Dog training, Steve told us, is like
MapQuest. There are really only two things you need to know: where
you are now, and where you want to go.
It’s important to know where you are
because if you don’t, you might just go in the wrong direction.
While a dog’s past can give you some insight into his behavior, it
can also color your perceptions. It’s important to know where your
dog really is, not where you think he is.
This is why baselining is so important.
It gives you an objective way to know where you and your dog
currently are. For each training task that a dog/person team worked
on, we took a baseline. We found that Steve was right when he said
the easiest way to get a useful baseline was by doing one rep of the
behavior. This one rep could be done cold or it could be done after
the dog was warmed up with other behaviors. Either way, we
would quickly know where the dog was.
We used a really cool chart, which I
have recreated in Excel for illustrative purposes, to take the
baseline:
As you can see, this actually measures
six different components of that single repetition of the behavior.
The first three have to do with the fluency of the behavior. (Fluency
means that the dog can perform without thought. However, this may
only happen in a single environment or with a particular person.)
Accuracy refers to what the behavior looks like. Did the dog do the
behavior correctly? Latency means how quickly your dog responds to
the cue. Speed/Intensity refers to, well, how fast or intense the
behavior is.
The next three have to do with
generalization. (Generalization is when the behavior is fluent in any
environment with any person, and despite competing environmental
demands.) Is the dog able to do it with duration? From a distance?

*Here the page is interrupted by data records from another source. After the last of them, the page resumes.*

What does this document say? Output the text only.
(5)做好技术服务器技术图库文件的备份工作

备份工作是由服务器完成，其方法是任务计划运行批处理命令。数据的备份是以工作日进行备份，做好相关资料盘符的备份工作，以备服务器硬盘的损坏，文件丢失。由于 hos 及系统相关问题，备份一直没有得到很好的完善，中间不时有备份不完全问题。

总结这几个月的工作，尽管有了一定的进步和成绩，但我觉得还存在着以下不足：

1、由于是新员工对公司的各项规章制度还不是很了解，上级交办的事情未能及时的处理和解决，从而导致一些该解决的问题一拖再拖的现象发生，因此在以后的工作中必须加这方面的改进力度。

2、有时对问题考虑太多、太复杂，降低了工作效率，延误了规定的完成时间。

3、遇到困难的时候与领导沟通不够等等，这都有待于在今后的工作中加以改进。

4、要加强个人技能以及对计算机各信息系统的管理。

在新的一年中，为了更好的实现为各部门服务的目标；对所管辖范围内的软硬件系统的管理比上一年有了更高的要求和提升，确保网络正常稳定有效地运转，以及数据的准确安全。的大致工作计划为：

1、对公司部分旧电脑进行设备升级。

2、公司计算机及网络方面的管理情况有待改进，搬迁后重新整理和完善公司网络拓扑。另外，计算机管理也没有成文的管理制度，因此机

When there are distractions?
For each component, you choose whether
the dog’s response was unacceptable, needs improvement, met the
standard you set, exceeded expectations, or was considered excellent.
If your dog scores all 3s or above, then you can increase criteria.
The really tricky part of baselining is
making sure that you are very clear in what you’re looking at. A
sit is not just a sit. To one person, a sit may mean that the dog’s
butt hits the ground within 5 seconds or so. To another, a sit may
been that the dog’s elbows are straight and the hips square, that
the dog did a tuck sit (where the back legs come under him rather
than the dog rocking backwards into the sit), that the response
happens within a second of being cues with a single verbal cue, and
that the dog remains in the sit until told otherwise.
Pretty big difference in those two
descriptions, isn’t there? During the working sessions, we spent a
lot of time nailing down exactly what we were looking at. I was
sometimes surprised to discover that I envisioned the behavior
looking completely different from the way my teammates had envisioned
it. We got quite good at describing what we were about to do very
clearly: I am going to stand in front of my dog while she’s
standing at a distance of 3 feet, then give her a single hand signal
to sit. I expect that her but will be on the ground within 2 seconds;
I don’t care what the sit looks like.
This might seem picky and pedantic, but
not only will it help you get an accurate baseline, it’s also
important to do this when you start your training sessions. Remember,
part of MapQuest is both knowing where you currently are and
knowing where you want to go. Just as there is a big difference
between Madison, Wisconsin and Madison, South Dakota, there is a big
difference between a competition sit and a puppy sit.
Now, I’ll be honest. All of this
seems like a lot of work. I probably won’t be busting out the forms
any time in the future. I’ve tried record keeping in the past and
honestly, I’m just lazy. But I do want to play with the idea of a
single-rep baseline and I will definitely be better about
articulating my criteria before I start training.
What about you? Will you incorporate
any of this information in your training?